Il y a vingt ans, dans un bar populaire de la rue St-Jean, un soir par semaine, la bière coûtait vingt-cinq cennes en rentrant, et augmentait de vingt-cinq cennes tout au long de la soirée pour finalement atteindre son prix régulier, de pas loin de cinq piastres.
Aujourd’hui, on privilégie le service à la bouteille de fort en entier, avec un cover pour entrer, et un Uber pour sortir. Un drink qui aurait le malheur d’être un peu fancé (avec une paille) plus le tip : pas loin de vingt piasses (je ne suis plus dans la game depuis la pandémie, peut-être que mon estimation n’est pas t'à faite exacte).
Plus difficile de make it rain avec d’la Grey Goose ces temps-citte, quand même juste faire l'épicerie nécessitera bientôt d'avoir d'abord un endosseur, mettons.
Alors, est-ce que l’industrie de l’alcool va faire faillite mondialement puisque potentiellement passée de mode ? Nah.
Mais est-ce que les jeunes souffrent moins si ils boivent moins ? Nope.
Faque qu’est-ce que ça veut dire, cette réflexion-là ? Que la dépendance va continuer de trouver ses cibles d’une façon où d’une autre.
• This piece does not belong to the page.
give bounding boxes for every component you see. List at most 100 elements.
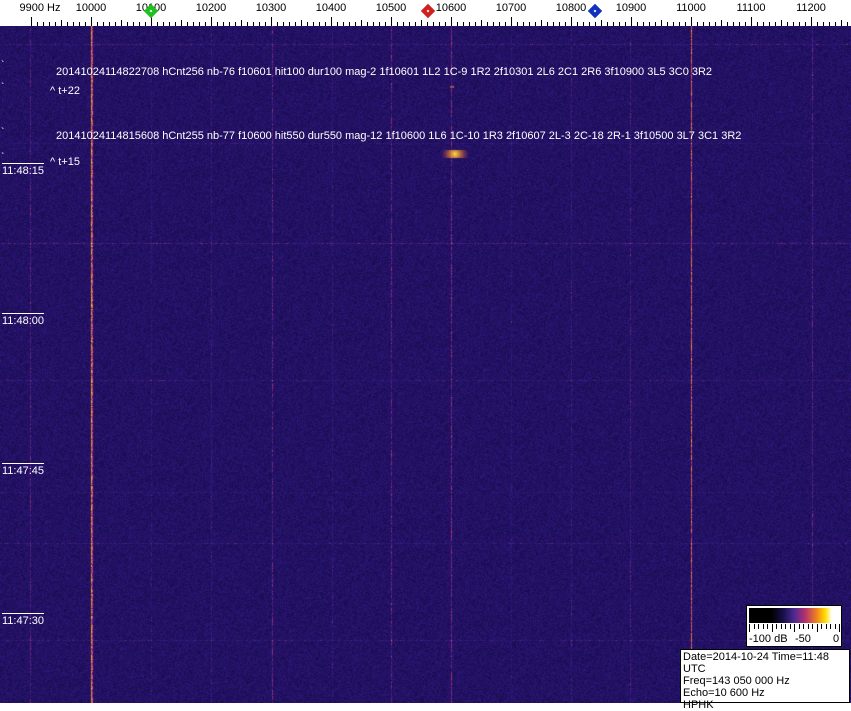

Qu’on n’est pas à quelques jours près de voir les SAQ offrir des massages d’épaules aux clients avec des deals 2 pour 1 sur le merlot. Si boire et dégueuler et reboire et dégueuler des kegs est moins présent dans les films pour ados avec les Stifler aux cheveux blonds spikés au gel et compagnie, ce sera remplacé par autre chose, juste différemment dosé.
Mais il est intéressant de constater comment notre comportement, nos envies, nos angoisses, nos limitations, financières ou sociales, vont jouer dans la balance des substances servant à donner l'illusion éphémère et douloureuse de s'évader, et influencer la consommation puis ses habitudes sur les prochaines décennies, sur qu’est-ce qui nous sortira vraiment de la jeunesse, qu’est-ce qui fera vraiment de nous une personne adulte. Si jamais, on se donne la chance de s’interroger sur ce que ça pourra définir, à différents moments de notre longue traversée.